Tribune libre. C’est le titre d’une nouvelle de Villiers de L’Isle-Adam que l’on trouve dans Les Contes cruels. L’auteur nous raconte la tentative d’évasion d’un malheureux des geôles de l’Inquisition, où il a été détenu puis torturé en tant qu’hérétique et relaps.

La nouvelle nous conte la surprise de l’homme découvrant que sa cellule n’est pas fermée, car le gardien distrait sans doute par quelque activité plus importante, a oublié de tourner la clef bloquant le pêne dans la gâche. Ressaisissant ses maigres forces, il se faufile hors de sa cellule et parcourt en trainaillant la patte, le corps endolori par les traitements qu’il a subis, les couloirs souterrains de la forteresse. Ici il y a des gardes, là il y a une salle de travail (!!!) d’où s’échappent des cris déchirants, mais il évite les pièges et voit enfin une lumière qui présage la sortie à l’air libre.  Il a réussi.

Tout à sa joie de retrouver la liberté il entend à peine une voix douce et mélodieuse, celle de l’inquisiteur présent pour l’accueillir lui susurrer à l’oreille : « Hé bien mon fils, si prêt de votre salut vous vouliez déjà nous quitter » ?

Soyons bref, c’est ce qui nous arrive avec le déconfinement.  Comme dans la comptine de notre enfance, Turlututu chapeau pointu, il ne manque à ces messieurs qui nous dirigent que le chapeau pointu. Ajoutons que la séance vespérale, (pour ceux qui l’ont oublié les vêpres c’est vers 19h à la tombée du jour) des bons conseils du Professeur Salomon commence à porter sur les nerfs à mesure que son effet hypnotique s’épuise. Une note de gaité cependant dans toute cette noirceur, une nouvelle voix s’est jointe au concert véhément des donneurs de leçon, le mouvement féminin mitoto, qui a ourdi depuis l’outre Rhin une plainte pour harcèlement sexuel contre un ancien Président de la République française âgé de plus de quatre-vingt quinze ans. (Mitoto : demi Toto ?).

De fait l’indignation est devenue le langage courant des faux monnayeurs.

La torture par l’espérance a titré Villiers de l’Isle-Adam. Reverrons-nous fleurir la liberté dont nous jouissions jadis ? On peut se poser la question avec justesse car il n’est pas si fréquent qu’un peuple entier ait pu ainsi être placé sous tutelle sans même qu’il ait fallu avoir recours aux proclamations des forces armées.

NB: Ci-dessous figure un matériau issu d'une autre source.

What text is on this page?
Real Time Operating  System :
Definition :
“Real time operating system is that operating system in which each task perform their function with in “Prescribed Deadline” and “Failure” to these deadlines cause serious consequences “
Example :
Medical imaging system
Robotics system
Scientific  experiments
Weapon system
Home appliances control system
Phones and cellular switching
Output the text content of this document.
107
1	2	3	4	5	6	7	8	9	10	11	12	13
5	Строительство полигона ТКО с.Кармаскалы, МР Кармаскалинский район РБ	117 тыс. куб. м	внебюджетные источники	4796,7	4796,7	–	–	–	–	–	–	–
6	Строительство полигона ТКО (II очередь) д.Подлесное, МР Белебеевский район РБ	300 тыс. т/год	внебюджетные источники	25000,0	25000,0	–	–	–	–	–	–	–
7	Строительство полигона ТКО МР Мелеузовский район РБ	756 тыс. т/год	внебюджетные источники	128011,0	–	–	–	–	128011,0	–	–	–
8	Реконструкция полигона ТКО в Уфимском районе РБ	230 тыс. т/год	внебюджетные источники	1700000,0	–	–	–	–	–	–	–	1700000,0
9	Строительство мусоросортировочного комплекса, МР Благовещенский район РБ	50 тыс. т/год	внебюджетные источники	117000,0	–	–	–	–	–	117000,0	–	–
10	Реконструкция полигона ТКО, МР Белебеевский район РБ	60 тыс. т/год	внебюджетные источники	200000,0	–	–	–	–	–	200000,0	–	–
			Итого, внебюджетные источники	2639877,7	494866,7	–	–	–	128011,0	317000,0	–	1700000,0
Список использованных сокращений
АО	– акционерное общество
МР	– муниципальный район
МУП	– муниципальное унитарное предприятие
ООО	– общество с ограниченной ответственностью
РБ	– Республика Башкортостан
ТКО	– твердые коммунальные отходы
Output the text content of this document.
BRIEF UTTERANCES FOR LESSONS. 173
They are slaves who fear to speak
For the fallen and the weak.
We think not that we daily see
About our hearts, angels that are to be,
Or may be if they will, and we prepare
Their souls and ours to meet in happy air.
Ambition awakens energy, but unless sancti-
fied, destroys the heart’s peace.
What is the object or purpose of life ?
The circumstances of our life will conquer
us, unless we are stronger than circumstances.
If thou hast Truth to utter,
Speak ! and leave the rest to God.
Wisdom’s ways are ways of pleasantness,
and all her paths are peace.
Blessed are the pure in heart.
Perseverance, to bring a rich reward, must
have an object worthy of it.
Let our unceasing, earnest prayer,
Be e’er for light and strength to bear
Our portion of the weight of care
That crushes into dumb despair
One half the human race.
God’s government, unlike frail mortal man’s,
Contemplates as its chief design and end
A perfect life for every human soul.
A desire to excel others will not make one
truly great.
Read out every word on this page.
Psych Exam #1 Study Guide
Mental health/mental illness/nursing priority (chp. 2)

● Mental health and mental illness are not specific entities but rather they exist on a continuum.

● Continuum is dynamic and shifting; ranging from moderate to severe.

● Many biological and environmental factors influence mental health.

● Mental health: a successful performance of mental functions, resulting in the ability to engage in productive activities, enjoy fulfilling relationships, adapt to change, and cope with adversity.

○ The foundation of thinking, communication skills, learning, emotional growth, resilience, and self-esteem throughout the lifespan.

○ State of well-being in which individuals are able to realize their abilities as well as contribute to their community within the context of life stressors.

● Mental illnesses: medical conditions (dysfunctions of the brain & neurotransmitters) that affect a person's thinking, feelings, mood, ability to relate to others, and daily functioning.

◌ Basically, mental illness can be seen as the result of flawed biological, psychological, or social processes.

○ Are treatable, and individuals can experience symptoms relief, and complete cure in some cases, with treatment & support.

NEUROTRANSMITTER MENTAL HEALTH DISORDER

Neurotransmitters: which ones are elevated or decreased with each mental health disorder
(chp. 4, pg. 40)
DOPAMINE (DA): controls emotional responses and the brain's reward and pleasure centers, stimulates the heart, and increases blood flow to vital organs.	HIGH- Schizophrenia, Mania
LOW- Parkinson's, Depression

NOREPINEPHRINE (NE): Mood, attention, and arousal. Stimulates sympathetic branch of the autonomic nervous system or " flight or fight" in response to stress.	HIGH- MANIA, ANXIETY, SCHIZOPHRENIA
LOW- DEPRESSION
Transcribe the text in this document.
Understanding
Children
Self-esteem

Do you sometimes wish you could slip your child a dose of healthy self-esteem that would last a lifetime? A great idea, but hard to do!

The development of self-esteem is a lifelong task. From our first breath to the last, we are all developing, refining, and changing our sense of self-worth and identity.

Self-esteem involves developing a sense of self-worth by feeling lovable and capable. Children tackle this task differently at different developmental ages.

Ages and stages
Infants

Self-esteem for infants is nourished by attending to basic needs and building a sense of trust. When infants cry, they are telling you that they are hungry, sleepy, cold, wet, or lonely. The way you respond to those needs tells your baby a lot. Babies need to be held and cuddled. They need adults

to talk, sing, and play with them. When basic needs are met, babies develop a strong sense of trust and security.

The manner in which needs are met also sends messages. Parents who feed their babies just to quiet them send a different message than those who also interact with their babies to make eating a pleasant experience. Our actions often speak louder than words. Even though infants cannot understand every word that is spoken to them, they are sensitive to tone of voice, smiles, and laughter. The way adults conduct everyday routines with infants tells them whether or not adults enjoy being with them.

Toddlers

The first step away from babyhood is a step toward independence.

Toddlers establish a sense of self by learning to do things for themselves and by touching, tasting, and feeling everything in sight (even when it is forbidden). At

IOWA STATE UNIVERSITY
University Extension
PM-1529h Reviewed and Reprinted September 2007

Il serait judicieux de relire Knock, la pièce de théâtre de Jules Romains que l’on trouve également au cinéma, interprétée par l’inoubliable Louis Jouvet (Guy Lefranc 1951). L’exploit du Docteur Knock est d’être arrivé à placer en clinique tous les habitants d’une ville et des provinces  alentours où il a installé ses activités, avec un système de rotation alternatif pour que certains puissent travailler quand d’autres sont en soins. Prémonitoire ! Reste la télévision, également vectrice d’imbécillité narcotique. Il y a heureusement des exceptions notables. Ainsi, la remarquable émission signée Stéphane Bern et Laurent Deutsch intitulée La folle aventure du Paris Haussmannien sur France 2 (en replay sur France TV). Leur travail révèle à ceux qui en doutaient encore les beautés du règne de l’Empereur Napoléon III (1851-1870). Le Paris que nous connaissons aujourd’hui doit tout aux deux Napoléon. Tracée par le premier, finie par le second, l’œuvre entière accomplie sous ces deux règnes a inventé la France moderne, rénové et embelli Paris, ville lumière que le monde jalouse. Premier régime à s’être vraiment intéressé au développement de la Corse, le Second Empire, calomnié par ceux qui avaient pris sa place revient inexorablement au regard de l’histoire occuper le rang qui lui revient. Inventeur de l’écologie, Napoléon III planta 80 000 arbres dans la capitale, créa 2000 hectares d’espaces verts, installa des bois  en pleine cité et incita les parisiens à la pratique du vélocipède, sans attendre Madame Hidalgo.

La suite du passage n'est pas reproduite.